I've been researching head coverings from different Jewish communities around the world. It's amazing how much context it is lending to the way I'm seeing contemporary Jewish head coverings, right now.
Looking at historical head coverings, they vary regionally. Now, they vary fairly little by region, and more by "how frum you are". The communities aren't local, they're almost hierarchical. Modern Orthodox women wear this, Hareidi women wear that, etc.

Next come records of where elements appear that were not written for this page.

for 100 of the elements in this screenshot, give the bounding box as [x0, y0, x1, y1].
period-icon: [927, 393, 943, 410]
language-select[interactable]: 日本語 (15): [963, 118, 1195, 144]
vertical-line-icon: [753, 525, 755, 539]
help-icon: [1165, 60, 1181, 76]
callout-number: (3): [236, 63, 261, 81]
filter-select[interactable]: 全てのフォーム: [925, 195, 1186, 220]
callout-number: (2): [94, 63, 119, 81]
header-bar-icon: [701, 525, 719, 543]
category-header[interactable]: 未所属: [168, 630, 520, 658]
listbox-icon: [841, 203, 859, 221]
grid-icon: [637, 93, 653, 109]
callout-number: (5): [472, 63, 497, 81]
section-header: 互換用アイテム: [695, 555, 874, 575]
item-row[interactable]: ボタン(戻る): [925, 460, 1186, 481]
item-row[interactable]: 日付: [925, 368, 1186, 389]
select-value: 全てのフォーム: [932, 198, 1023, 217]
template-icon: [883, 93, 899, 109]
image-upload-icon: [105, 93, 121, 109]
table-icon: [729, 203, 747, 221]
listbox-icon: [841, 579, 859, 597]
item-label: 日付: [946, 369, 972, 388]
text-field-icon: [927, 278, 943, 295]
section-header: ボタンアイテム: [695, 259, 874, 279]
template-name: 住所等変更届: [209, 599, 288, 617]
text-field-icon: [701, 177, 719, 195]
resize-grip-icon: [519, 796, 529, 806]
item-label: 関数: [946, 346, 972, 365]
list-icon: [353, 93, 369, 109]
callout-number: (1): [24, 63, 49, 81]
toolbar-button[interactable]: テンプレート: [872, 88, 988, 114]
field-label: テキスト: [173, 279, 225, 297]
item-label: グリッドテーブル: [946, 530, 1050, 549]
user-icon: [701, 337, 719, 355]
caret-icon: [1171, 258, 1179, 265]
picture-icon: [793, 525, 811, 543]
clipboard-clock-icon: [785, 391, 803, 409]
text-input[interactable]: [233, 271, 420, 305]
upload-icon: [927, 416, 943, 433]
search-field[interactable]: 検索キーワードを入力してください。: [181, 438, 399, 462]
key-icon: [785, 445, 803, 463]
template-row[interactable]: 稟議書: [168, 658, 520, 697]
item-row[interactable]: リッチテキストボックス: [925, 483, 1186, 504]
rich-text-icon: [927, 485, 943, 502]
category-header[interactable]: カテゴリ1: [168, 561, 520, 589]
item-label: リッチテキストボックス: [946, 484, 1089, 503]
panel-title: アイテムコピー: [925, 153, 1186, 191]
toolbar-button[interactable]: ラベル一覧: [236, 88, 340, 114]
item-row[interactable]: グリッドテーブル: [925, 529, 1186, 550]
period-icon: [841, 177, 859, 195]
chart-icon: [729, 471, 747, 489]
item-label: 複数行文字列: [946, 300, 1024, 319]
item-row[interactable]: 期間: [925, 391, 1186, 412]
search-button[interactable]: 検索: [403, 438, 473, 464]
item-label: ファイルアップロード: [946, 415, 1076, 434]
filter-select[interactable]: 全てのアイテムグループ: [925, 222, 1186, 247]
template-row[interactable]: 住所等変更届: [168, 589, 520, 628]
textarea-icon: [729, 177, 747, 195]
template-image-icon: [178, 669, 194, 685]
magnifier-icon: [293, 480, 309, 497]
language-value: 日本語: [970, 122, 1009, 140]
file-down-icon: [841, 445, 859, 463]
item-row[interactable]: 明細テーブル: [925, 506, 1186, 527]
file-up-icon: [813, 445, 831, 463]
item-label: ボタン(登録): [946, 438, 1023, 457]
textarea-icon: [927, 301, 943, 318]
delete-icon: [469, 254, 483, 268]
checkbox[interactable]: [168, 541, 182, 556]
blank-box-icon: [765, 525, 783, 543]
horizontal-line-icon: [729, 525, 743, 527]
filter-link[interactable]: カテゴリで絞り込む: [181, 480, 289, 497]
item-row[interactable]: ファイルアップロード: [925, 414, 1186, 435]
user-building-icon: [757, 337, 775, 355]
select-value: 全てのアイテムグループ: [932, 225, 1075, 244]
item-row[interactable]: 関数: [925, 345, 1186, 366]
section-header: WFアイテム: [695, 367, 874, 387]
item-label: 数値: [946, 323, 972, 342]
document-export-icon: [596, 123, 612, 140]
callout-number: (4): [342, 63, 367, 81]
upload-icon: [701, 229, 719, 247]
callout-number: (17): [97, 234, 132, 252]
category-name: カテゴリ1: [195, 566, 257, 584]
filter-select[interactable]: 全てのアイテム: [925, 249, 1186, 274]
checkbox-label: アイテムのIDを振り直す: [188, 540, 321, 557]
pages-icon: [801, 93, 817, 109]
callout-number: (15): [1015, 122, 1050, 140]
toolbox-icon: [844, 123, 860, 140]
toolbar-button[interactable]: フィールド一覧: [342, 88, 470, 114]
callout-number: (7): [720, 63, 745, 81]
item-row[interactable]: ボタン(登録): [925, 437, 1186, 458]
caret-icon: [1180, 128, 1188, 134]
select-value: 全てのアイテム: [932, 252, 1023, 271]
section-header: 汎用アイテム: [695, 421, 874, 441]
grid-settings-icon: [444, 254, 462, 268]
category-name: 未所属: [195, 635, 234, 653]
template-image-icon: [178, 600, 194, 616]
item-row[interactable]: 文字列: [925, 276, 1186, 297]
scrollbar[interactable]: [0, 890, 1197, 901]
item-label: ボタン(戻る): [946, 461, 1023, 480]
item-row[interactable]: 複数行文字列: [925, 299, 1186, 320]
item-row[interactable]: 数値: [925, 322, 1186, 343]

The same goes for men. You may have heard the joke describing how to identify a man's Jewish affiliation by where he wears his kippah (the image slides up the head- Reform at the very back of the head, near the top of the neck; Conservative a little higher, but still slanted toward the back; Modern Orthodox flat on top; Yeshivish tipped forwards toward the forehead). Similarly, there are identifiers like this chart (you'll need to scroll down a bit) from Wikipedia, where different materials are used to identify "how frum" a man is. (I joke that I could wear any of them and send the same message- you put a kippah on a woman, and all its other contextual messages go flying out the window...)
In some ways, I am making use of this set of stereotypes. By covering my head like someone from a "frummer" community than my own, I reach into that sort of authority that stems from a communal respect for "authenticity". On the other hand, it makes me seem somewhat separate from "my own" community in some ways, and leads to concerns like the ones I've shared about how I'll be seen in professional contexts.
Something about the modern, global world makes community into a statement of belief and lifestyle, rather than an affiliation with the people who live near you. My local Jewish community consists of a folks with all sorts of different practices and observances. There's no way to tell where I'm from based on how I dress. But you can tell something about what religious perspectives I stand for, just by looking at me.
It's a force for homogenization in how we dress- and a shift in what parts of our identities we express visually. I wonder what it would be like to wear what American Jewish women wear on their heads, rather than what a certain sort of observant Jewish women wear on their heads. Would it feel different? Would I notice? Would I feel more or less constrainted in my choices and creativity than I do now?